Kabileler bu sergide karşımıza çıkan en önemli işlerden biri oluyor. Borusan Contemporary’nin isteği üzerine geliştirilen Kabileler, insanların bir topluluk içerisindeyken kendi kendilerine mi yoksa etrafındakilerinin etkisiyle mi karar verdikleriyle ilgili düşünen ve karar verme mekanizmalarıyla çalışan bir iş olarak karşımıza çıkıyor.
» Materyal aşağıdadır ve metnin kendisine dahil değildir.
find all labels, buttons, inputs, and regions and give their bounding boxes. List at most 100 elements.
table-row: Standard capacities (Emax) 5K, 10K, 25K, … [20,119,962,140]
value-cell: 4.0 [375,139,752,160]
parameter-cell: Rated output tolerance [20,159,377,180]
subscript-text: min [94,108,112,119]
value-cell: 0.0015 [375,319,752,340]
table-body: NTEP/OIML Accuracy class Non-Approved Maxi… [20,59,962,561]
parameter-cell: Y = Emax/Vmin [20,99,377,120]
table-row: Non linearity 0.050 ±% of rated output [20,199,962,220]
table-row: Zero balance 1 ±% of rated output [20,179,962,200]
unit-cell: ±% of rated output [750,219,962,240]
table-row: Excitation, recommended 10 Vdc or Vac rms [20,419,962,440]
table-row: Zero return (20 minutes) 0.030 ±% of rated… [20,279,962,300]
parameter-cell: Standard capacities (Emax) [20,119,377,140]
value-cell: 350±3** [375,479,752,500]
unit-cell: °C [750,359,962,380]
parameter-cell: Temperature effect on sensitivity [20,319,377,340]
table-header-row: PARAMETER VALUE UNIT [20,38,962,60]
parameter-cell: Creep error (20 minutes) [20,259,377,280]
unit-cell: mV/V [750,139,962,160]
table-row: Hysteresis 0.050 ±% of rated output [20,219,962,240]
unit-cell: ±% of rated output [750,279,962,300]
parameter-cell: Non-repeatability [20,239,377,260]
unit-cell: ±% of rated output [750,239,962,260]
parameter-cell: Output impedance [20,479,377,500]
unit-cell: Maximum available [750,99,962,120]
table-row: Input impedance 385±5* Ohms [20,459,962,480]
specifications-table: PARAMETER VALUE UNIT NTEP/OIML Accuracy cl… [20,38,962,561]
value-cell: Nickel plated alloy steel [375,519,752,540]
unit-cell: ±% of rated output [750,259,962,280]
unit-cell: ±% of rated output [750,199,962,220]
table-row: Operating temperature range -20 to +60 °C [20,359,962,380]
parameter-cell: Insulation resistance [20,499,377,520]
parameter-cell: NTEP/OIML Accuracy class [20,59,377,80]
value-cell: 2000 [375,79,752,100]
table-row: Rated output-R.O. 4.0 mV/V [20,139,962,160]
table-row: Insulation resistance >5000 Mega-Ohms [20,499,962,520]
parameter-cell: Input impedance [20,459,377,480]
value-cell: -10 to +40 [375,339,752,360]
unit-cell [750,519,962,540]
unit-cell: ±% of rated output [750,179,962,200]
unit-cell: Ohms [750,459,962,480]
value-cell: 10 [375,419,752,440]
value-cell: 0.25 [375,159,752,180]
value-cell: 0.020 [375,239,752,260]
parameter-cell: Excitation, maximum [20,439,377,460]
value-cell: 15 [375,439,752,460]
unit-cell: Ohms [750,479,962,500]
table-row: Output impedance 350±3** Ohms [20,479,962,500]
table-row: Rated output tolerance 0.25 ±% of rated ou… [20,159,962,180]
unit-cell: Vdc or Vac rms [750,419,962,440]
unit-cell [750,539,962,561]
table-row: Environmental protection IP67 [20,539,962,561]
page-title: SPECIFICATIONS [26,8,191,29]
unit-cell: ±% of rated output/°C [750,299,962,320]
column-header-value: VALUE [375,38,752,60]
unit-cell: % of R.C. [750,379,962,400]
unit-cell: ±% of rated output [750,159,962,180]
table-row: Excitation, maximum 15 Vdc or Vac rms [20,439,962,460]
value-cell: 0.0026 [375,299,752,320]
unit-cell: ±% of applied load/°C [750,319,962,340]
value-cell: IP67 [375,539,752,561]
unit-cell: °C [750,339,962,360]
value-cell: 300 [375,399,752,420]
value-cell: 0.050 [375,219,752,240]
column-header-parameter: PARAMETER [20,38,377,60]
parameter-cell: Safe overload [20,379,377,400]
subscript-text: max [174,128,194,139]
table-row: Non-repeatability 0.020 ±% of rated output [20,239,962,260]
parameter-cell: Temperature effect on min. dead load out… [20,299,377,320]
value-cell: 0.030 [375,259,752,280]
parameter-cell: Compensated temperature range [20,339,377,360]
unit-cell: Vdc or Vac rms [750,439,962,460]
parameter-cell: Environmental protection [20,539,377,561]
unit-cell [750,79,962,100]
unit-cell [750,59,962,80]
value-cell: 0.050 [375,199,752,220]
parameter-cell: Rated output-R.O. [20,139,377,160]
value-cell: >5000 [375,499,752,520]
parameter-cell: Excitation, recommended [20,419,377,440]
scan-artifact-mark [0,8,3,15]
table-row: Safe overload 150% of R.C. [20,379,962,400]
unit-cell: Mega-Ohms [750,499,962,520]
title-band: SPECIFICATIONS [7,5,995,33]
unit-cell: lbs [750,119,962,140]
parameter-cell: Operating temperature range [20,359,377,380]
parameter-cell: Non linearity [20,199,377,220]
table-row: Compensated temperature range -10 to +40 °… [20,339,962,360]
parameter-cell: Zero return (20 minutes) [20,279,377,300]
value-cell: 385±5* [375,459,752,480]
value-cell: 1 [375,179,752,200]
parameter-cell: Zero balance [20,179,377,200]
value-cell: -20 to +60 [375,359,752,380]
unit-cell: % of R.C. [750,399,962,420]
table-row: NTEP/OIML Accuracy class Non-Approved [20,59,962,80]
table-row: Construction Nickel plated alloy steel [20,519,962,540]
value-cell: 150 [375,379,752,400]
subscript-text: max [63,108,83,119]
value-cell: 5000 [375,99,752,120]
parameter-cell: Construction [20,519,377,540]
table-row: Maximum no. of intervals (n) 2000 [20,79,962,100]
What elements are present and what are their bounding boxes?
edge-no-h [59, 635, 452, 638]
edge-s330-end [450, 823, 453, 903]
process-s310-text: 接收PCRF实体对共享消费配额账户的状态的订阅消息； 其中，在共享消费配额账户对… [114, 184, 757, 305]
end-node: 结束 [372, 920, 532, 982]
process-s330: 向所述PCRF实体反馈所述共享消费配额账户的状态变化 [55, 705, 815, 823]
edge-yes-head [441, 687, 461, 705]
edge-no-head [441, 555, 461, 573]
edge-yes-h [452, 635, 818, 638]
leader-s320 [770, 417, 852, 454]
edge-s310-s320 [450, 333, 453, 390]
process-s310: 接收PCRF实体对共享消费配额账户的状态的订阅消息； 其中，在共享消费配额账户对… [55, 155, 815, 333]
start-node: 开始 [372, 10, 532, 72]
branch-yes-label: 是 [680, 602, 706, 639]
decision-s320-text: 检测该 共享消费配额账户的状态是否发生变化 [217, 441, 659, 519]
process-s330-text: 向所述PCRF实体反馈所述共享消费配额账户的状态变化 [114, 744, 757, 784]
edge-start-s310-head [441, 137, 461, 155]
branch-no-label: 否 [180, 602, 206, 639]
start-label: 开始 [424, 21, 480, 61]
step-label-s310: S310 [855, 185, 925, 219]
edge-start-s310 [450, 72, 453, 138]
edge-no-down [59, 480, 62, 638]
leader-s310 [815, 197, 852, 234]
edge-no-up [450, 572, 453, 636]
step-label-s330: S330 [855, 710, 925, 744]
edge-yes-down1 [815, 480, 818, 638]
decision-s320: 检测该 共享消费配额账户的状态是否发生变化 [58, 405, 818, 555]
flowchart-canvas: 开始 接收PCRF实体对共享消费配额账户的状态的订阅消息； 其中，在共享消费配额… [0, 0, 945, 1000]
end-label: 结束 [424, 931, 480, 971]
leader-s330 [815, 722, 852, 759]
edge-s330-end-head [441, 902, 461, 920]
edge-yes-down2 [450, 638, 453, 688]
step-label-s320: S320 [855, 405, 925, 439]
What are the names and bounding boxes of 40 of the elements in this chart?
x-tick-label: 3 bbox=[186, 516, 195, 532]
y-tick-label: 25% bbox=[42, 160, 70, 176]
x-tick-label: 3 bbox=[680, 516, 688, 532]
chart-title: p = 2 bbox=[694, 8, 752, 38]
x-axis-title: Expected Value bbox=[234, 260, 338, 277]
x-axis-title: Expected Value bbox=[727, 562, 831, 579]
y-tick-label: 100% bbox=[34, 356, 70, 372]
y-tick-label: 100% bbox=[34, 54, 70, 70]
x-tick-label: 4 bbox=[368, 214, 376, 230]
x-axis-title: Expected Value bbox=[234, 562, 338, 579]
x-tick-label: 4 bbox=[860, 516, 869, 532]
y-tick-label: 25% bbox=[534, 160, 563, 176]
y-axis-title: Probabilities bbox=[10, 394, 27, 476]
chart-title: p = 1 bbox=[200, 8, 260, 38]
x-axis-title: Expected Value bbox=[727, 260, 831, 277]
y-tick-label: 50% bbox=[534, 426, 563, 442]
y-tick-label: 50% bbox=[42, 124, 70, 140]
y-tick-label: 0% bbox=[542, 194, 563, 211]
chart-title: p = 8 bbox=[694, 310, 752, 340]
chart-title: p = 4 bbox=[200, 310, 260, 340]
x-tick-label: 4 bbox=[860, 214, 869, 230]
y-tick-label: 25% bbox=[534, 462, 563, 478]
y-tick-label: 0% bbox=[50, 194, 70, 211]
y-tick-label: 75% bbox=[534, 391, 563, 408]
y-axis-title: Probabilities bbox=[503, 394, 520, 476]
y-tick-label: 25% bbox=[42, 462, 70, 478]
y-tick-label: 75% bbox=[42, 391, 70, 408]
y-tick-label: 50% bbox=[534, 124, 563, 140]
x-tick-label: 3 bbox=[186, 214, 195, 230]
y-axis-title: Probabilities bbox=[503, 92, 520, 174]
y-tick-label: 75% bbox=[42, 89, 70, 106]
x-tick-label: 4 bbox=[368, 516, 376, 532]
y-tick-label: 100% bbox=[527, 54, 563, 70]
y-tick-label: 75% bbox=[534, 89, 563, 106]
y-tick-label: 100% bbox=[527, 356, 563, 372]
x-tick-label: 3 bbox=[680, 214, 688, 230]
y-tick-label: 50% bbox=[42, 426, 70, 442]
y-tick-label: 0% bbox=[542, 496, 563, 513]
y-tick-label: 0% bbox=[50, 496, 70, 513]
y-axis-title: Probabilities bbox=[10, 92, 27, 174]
Küratör Bodman bu eseri açıklarken “Burada hâlâ ilgilendiğimiz konu insan bedeni ama insan bedeninin başka bedenlerle ve daha sosyal bir beden içerisinde nasıl konumlandığıyla ilgili düşünmeye başlıyoruz ve insanların gerek birbirleriyle olan ilişkileri, bazen gördüğünüz gibi izole olması ve de bedenlerin birikintileriyle olan ilişkisiyle ilgili çalışmaya başlıyoruz. Laboratuvardaki bildiğiniz bakterilerin büyütüldüğü tabaklarda olduğu gibi böyle bir şekilde yukarıdan bakılan ve gözlemlenen bir ortam yaratmak için bu yuvarlak formatı ve laboratuvarı çağrıştıran bu yerleştirmeyi yaptık.” diyor. İnsanların ortak bir amaçları varmış gibi görünen esere yukarıdan bakıldığında kalabalığı oluşturan bireyler kendini belli ediyor ve otonomi, öz organizasyon grup içi ilişkileri inceleyerek grubun birey üzerindeki etkisini sorguluyor. Bu katta görebildiğimiz son eser olan Oluşum ise, izleyiciyi etkileşime teşvik ederek bir oyun konsolu ile açık ortam yaratan bir dünyaya davet ediyor. 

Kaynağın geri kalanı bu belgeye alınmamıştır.